Billing guidance for COVID-related services
Do you need to submit a claim to cover COVID-19-related services for an Alliance member, such as testing or follow up? Referral Authorization Form (RAF) requirements will be waived by following these instructions:
- Use the EMG indicator on box 24C or condition code 81 on the UB 04 form.
- CMS-1500, box 24C: Emergency Code: Enter an “X” when billing for emergency services (otherwise, the claim may be reduced or denied). Only one emergency indicator is allowed per claim and must be placed in the unshaded, bottom portion of box 24C.
- UB 04 form, boxes 18 through 28: Use condition code 81 to denote an emergent service.
- In the remarks box for both claim forms, include the statement, “Patient impacted by COVID-19” or similar notation.
For more information on the scope of COVID-related services and DHCS’ guidance, refer to Coverage of Emergency COVID-19 Inpatient or Outpatient Services.

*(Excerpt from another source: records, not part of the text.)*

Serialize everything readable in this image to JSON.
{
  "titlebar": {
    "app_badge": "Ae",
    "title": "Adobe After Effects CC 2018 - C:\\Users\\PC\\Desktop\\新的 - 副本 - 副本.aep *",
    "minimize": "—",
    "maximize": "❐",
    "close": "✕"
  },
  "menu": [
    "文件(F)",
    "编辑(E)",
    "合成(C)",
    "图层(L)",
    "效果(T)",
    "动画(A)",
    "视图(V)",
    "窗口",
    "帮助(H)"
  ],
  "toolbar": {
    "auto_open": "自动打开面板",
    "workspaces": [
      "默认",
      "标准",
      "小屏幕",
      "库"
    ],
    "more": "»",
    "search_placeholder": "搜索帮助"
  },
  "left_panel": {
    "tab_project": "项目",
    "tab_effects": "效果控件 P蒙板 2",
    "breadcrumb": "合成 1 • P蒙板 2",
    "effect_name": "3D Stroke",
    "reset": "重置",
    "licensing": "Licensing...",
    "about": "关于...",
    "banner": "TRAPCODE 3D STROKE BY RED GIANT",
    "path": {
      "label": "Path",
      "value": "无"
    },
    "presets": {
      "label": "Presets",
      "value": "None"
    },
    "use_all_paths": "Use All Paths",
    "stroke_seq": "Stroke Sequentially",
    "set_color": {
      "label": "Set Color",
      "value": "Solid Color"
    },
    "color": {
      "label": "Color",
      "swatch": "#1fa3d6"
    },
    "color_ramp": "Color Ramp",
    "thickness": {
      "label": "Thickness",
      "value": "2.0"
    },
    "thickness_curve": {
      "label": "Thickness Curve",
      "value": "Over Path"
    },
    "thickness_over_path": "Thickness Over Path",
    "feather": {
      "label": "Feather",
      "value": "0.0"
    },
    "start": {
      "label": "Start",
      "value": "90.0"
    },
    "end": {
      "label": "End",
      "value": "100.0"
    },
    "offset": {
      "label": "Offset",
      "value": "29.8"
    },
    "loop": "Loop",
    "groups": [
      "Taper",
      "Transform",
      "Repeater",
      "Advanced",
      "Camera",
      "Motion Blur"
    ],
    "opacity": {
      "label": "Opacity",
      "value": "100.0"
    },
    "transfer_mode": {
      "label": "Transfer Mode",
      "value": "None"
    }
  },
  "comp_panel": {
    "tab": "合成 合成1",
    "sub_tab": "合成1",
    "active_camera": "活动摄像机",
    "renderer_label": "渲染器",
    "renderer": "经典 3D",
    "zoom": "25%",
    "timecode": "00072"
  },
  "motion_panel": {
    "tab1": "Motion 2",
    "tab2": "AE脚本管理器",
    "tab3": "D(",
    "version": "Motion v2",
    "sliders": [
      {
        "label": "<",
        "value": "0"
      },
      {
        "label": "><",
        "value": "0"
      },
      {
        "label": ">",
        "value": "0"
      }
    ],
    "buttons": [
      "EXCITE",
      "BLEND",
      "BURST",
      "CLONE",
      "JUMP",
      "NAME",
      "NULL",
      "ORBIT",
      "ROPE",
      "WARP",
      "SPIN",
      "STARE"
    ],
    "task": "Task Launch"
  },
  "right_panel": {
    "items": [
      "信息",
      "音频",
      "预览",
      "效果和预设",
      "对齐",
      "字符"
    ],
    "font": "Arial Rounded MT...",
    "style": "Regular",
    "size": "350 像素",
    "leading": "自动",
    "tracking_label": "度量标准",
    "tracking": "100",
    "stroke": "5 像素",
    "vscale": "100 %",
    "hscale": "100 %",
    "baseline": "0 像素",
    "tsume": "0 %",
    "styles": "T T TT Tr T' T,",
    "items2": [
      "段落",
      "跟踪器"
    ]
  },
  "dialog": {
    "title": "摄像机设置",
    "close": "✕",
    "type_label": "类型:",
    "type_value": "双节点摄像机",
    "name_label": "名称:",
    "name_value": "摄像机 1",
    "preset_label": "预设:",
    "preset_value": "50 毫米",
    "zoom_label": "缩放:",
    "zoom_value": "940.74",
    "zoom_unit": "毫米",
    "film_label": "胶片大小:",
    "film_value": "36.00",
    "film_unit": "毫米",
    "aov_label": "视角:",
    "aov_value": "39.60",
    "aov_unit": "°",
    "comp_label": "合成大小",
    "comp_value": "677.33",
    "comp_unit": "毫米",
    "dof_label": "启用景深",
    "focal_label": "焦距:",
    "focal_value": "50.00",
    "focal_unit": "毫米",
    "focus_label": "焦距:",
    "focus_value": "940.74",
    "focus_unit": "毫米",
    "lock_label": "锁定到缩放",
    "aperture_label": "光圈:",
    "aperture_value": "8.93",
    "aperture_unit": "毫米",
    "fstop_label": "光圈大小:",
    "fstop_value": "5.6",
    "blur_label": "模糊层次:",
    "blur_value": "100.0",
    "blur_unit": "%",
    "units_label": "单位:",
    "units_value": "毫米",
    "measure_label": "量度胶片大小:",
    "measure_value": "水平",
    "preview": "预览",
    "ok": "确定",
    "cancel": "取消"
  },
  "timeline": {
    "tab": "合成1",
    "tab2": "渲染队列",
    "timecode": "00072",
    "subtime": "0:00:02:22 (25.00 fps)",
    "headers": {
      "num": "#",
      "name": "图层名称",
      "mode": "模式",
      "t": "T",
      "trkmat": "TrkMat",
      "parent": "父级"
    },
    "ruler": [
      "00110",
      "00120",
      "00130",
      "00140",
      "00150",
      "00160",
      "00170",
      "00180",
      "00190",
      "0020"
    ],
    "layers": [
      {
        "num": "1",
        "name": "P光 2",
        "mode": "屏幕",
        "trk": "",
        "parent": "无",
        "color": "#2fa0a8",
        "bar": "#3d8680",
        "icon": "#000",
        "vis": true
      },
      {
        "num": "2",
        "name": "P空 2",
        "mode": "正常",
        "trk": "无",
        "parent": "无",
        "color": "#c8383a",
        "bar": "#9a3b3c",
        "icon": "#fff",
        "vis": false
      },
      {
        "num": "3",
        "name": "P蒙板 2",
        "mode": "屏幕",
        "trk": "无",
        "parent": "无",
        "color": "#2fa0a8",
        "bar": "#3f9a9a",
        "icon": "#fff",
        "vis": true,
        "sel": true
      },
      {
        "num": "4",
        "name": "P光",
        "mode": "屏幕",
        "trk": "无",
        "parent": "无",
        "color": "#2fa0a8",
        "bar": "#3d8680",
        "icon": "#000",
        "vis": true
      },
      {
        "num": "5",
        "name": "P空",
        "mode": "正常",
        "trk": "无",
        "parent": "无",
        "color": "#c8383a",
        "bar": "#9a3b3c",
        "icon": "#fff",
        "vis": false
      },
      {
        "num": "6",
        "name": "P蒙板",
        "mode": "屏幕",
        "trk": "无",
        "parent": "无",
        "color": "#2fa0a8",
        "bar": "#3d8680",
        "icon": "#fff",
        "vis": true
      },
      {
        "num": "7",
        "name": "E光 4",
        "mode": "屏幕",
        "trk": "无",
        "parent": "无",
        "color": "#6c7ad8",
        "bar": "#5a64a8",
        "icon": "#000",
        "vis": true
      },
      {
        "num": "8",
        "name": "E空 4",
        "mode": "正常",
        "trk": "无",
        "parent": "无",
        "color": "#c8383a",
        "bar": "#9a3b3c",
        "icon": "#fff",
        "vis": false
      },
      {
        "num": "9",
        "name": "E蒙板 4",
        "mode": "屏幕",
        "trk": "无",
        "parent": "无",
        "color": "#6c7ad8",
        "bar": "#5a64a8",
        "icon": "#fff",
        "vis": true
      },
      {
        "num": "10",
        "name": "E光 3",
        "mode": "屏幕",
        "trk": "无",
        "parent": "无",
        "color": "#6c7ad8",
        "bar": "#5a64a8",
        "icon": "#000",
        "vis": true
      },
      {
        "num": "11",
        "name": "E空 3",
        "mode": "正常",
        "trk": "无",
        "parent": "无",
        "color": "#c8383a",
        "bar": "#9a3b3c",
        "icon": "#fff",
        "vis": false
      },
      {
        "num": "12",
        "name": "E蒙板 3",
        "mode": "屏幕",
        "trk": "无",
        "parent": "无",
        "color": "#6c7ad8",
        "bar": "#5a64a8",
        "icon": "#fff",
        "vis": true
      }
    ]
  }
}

Self-attest by July 1 to continue receiving payments for ACE screenings
Starting July 1, 2020, providers must attest to taking the “Becoming ACEs Aware in California” training in order to continue receiving payment for screening patients for ACEs. Attestation only takes a few minutes on the DHCS website.
More information about ACEs Aware training, attestation and payment for qualified screenings is available on the ACEs Aware blog.